Table 2 Evaluation of the Probabilities (%) of Detecting ECG R-Waves for Samples Nos. 100, 104, 105 When Processed by Algorithms 1–4

Analysis of the results of the detection efficiency of R-waves in real ECGs shows that for a slightly noisy sample (No. 100), the detection efficiency of all methods, except for the Pan–Tompkins algorithm, is 100%. For ECGs with high interference and noise levels (samples Nos. 104 and 105), the best detection results are provided by the neural network method and the method based on wavelet decomposition proposed in this work. The detection efficiency and the level of errors of the proposed method are tenths of a percent inferior to the neural network method.

Conclusion. Analysis of the obtained results showed that the proposed method for detecting R-waves in an ECG signal by wavelet decomposition is an effective means of processing ECG data recorded in real clinical conditions. Based on the developed approach, it was possible to achieve 100% correct detection and complete absence of errors for a weakly noisy ECG signal sample with a duration of 30 minutes, as well as an error rate not exceeding 0.9% for noisy ECGs.

Simulation results showed that the developed detector based on wavelet decomposition provides smaller errors in measuring the duration of RR-intervals of the ECG in a wide range of changes in the signal-to-noise ratio in comparison with the classical approaches based on matched filtering and the Pan–Tompkins algorithm. In terms of accuracy, the proposed algorithm is comparable to a much more complex approach based on neural networks.

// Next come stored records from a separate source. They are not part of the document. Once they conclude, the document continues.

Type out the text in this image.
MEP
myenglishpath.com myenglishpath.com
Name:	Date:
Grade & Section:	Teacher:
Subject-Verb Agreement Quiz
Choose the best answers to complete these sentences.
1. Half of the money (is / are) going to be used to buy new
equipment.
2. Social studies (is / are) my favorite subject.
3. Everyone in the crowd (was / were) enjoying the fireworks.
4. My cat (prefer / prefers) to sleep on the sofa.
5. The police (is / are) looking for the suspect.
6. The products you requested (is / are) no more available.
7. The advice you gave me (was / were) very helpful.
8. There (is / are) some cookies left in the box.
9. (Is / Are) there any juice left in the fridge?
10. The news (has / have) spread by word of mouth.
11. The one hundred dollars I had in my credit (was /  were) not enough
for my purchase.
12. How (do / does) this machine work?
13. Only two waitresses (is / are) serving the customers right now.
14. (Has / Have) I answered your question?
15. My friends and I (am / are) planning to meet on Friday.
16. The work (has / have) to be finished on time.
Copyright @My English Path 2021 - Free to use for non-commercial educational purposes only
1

The advantages of the proposed method for detecting ECG R-waves include relative simplicity of implementation, sufficient performance for modern computing systems, small errors in measuring the duration of RR-intervals, high rates of true detection, small errors of false detection and omission. The proposed approach loses insignificantly in the detection accuracy and measurement errors of RR-intervals to the neural network detector; however, the latter method is much more complicated and time consuming and requires preliminary training of the neural network on significant experimental data to achieve high efficiency.